Cities apply for EPA grant

Assistance will help assess ground contamination

Across the county, former gas stations, auto repair shops and industrial sites have been vacant for years with concerns that the ground around them is contaminated, but three local communities are hoping a federal grant will help them redevelop those properties.

Greenwood, Franklin and Edinburgh are jointly applying for a $600,000 brownfields assessment grant from the Environmental Protection Agency, which will pay for sites in all three communities to be tested to determine if they need to be cleaned up. Sites that could be studied include properties that once housed gas stations, industrial companies or other businesses that used and stored materials, such as petroleum or other chemicals, that could have created environmental hazards.

The sites that are to be studied haven’t been publicly identified yet. City and town officials said they wanted to talk with property owners prior to releasing that information. Property owners would need to give permission for the testing to take place, Franklin city engineer Mark Richards said.

Areas that could be studied include ones that communities have been working to get developed, including downtown properties along Madison Avenue and Main Street in Greenwood and former industrial sites in Edinburgh. Determining if a property has contamination and cleaning it up will make development of vacant sites easier, local officials said.

If a site is contaminated, additional grants could be requested or the city or property owner could pay for clean-up, clearing the way for redevelopment. And if the assessment shows that a property is free of contamination, it will ease concerns from wary developers, Richards said.

The communities won’t know if they’ve been awarded the money until next spring, and won’t be able to spend it until 2019, Richards said.

Franklin received $300,000 in brownfield grants more than a decade ago and did an assessment of 10 sites.
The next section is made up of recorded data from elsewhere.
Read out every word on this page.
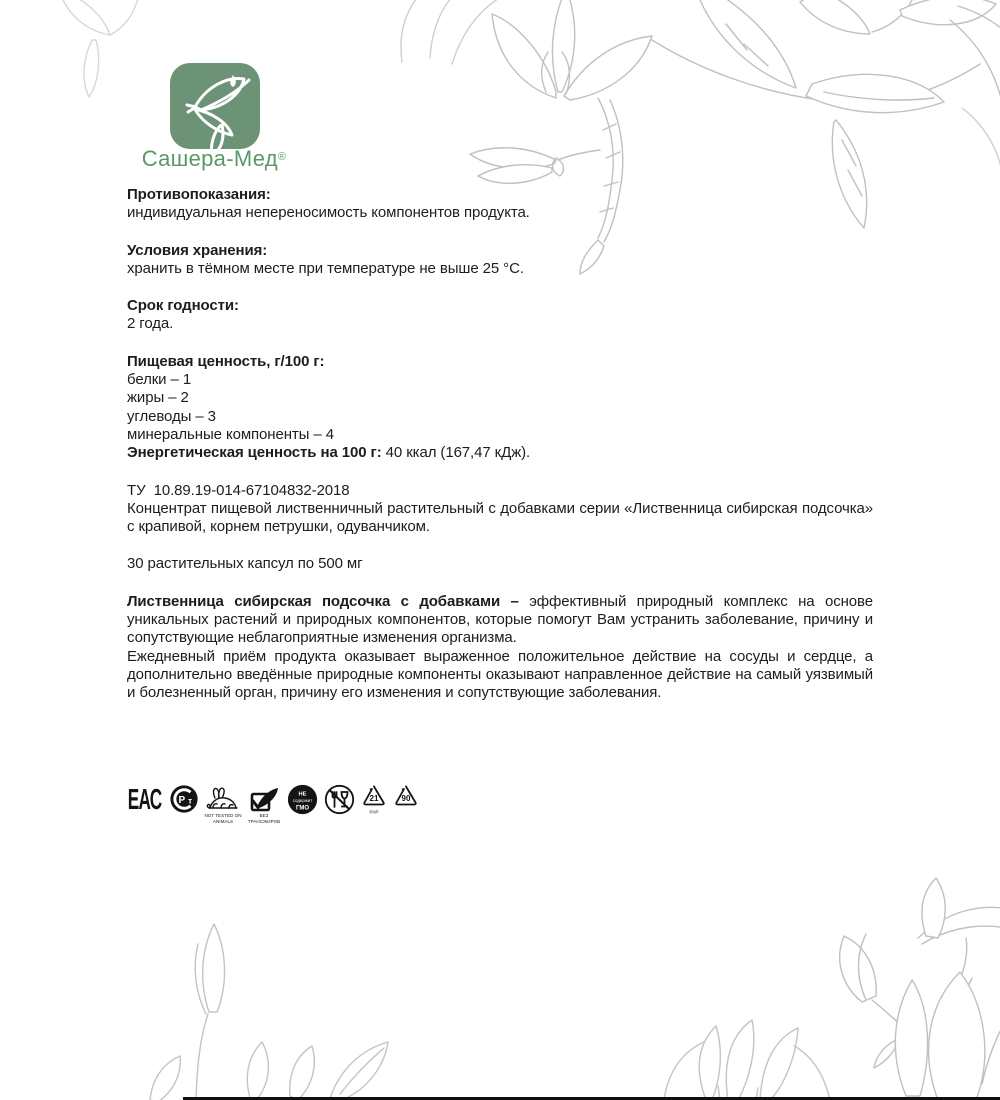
Сашера-Мед®
Противопоказания:
индивидуальная непереносимость компонентов продукта.
Условия хранения:
хранить в тёмном месте при температуре не выше 25 °С.
Срок годности:
2 года.
Пищевая ценность, г/100 г:
белки – 1
жиры – 2
углеводы – 3
минеральные компоненты – 4
Энергетическая ценность на 100 г: 40 ккал (167,47 кДж).
ТУ  10.89.19-014-67104832-2018
Концентрат пищевой лиственничный растительный с добавками серии «Лиственница сибирская подсочка» с крапивой, корнем петрушки, одуванчиком.
30 растительных капсул по 500 мг
Лиственница сибирская подсочка с добавками – эффективный природный комплекс на основе уникальных растений и природных компонентов, которые помогут Вам устранить заболевание, причину и сопутствующие неблагоприятные изменения организма.
Ежедневный приём продукта оказывает выраженное положительное действие на сосуды и сердце, а дополнительно введённые природные компоненты оказывают направленное действие на самый уязвимый и болезненный орган, причину его изменения и сопутствующие заболевания.
ЕАС Р т
NOT TESTED ON ANIMALS
БЕЗ ТРАНСЖИРОВ
НЕ
содержит
ГМО
21
PAP
90
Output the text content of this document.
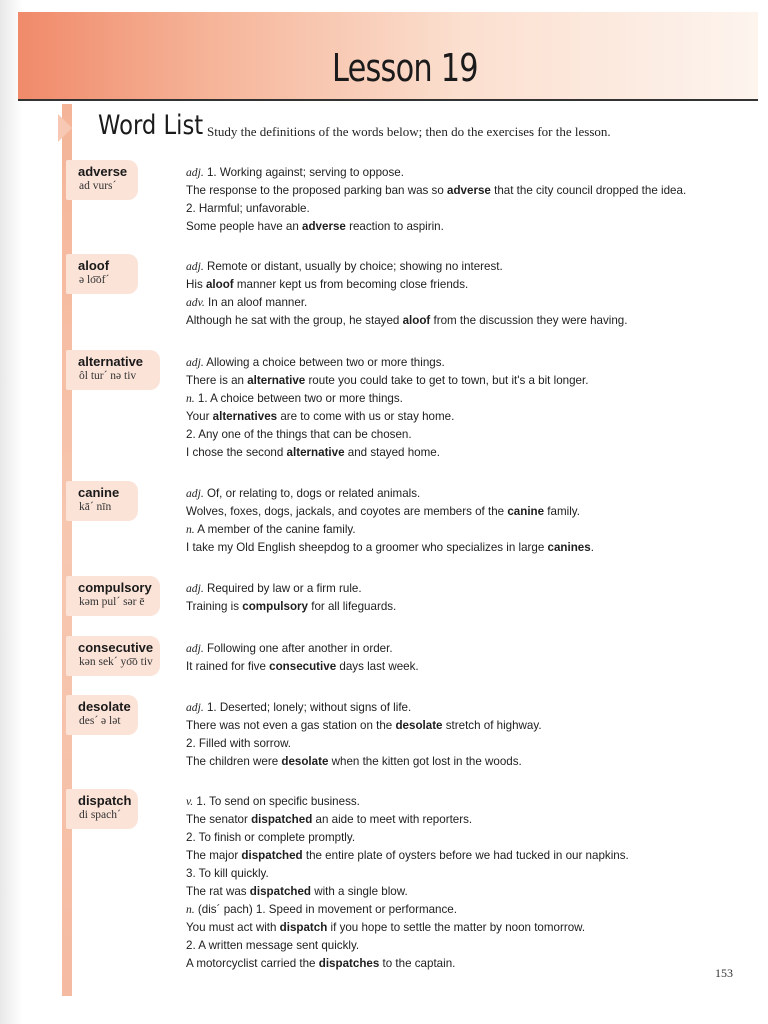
Lesson 19
Word List Study the definitions of the words below; then do the exercises for the lesson.
adverse
ad vurs´
adj. 1. Working against; serving to oppose.
The response to the proposed parking ban was so adverse that the city council dropped the idea.
2. Harmful; unfavorable.
Some people have an adverse reaction to aspirin.
aloof
ə lo͞of´
adj. Remote or distant, usually by choice; showing no interest.
His aloof manner kept us from becoming close friends.
adv. In an aloof manner.
Although he sat with the group, he stayed aloof from the discussion they were having.
alternative
ôl tur´ nə tiv
adj. Allowing a choice between two or more things.
There is an alternative route you could take to get to town, but it's a bit longer.
n. 1. A choice between two or more things.
Your alternatives are to come with us or stay home.
2. Any one of the things that can be chosen.
I chose the second alternative and stayed home.
canine
kā´ nīn
adj. Of, or relating to, dogs or related animals.
Wolves, foxes, dogs, jackals, and coyotes are members of the canine family.
n. A member of the canine family.
I take my Old English sheepdog to a groomer who specializes in large canines.
compulsory
kəm pul´ sər ē
adj. Required by law or a firm rule.
Training is compulsory for all lifeguards.
consecutive
kən sek´ yo͞o tiv
adj. Following one after another in order.
It rained for five consecutive days last week.
desolate
des´ ə lət
adj. 1. Deserted; lonely; without signs of life.
There was not even a gas station on the desolate stretch of highway.
2. Filled with sorrow.
The children were desolate when the kitten got lost in the woods.
dispatch
di spach´
v. 1. To send on specific business.
The senator dispatched an aide to meet with reporters.
2. To finish or complete promptly.
The major dispatched the entire plate of oysters before we had tucked in our napkins.
3. To kill quickly.
The rat was dispatched with a single blow.
n. (dis´ pach) 1. Speed in movement or performance.
You must act with dispatch if you hope to settle the matter by noon tomorrow.
2. A written message sent quickly.
A motorcyclist carried the dispatches to the captain.
153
In Edinburgh, town manager Wade Watson wants to have vacant industrial sites in the city assessed for environmental contamination, including sites that stored petroleum more than half-a-century ago. The town submitted six locations for consideration in the application, he said.

The town has limited spaces for development, so resolving issues that could be preventing vacant lots from being developed is critical, he said. The goal is to encourage redevelopment at the sites either by verifying that they are not contaminated or cleaning them up if any issues are discovered, Watson said.

For Greenwood, potential sites that could be looked at include properties that once housed gas stations or auto repair facilities along Madison Avenue, Greenwood Capital Projects Manager Kevin Steinmetz said.

The city has been investigating significant amounts of money in downtown Greenwood. The Greenwood Redevelopment Commission set up a $500,000 matching grant program for property owners on Madison Avenue and Main Street to make exterior improvements and is in the planning stages for work on the first section of a $12.5 million reconstruction of Madison Avenue.

Greenwood previously attempted to get a brownfield grant to assess those properties, but has been unsuccessful, city engineer Daniel Johnston said. Officials were able to get some feedback from EPA officials this summer on ways they could improve their chances of getting funding, he said.

The Greenwood Redevelopment Commission approved setting aside $250,000 for possible infrastructure improvements and repairs to roads near the brownfield sites, if needed for development, but what those projects may be hasn’t been determined.

At a glance

What is a brownfield?

A brownfield is a property, where an expansion or redevelopment may be complicated by potential or confirmed contamination.

It is estimated that there are more than 450,000 brownfields in the U.S.

The U.S. Environmental Protection Agency offers grants to help with cleaning up and reinvesting in brownfield properties to increase local tax bases, create job growth, use existing infrastructure, take development pressure off of undeveloped land and improve and protect the environment.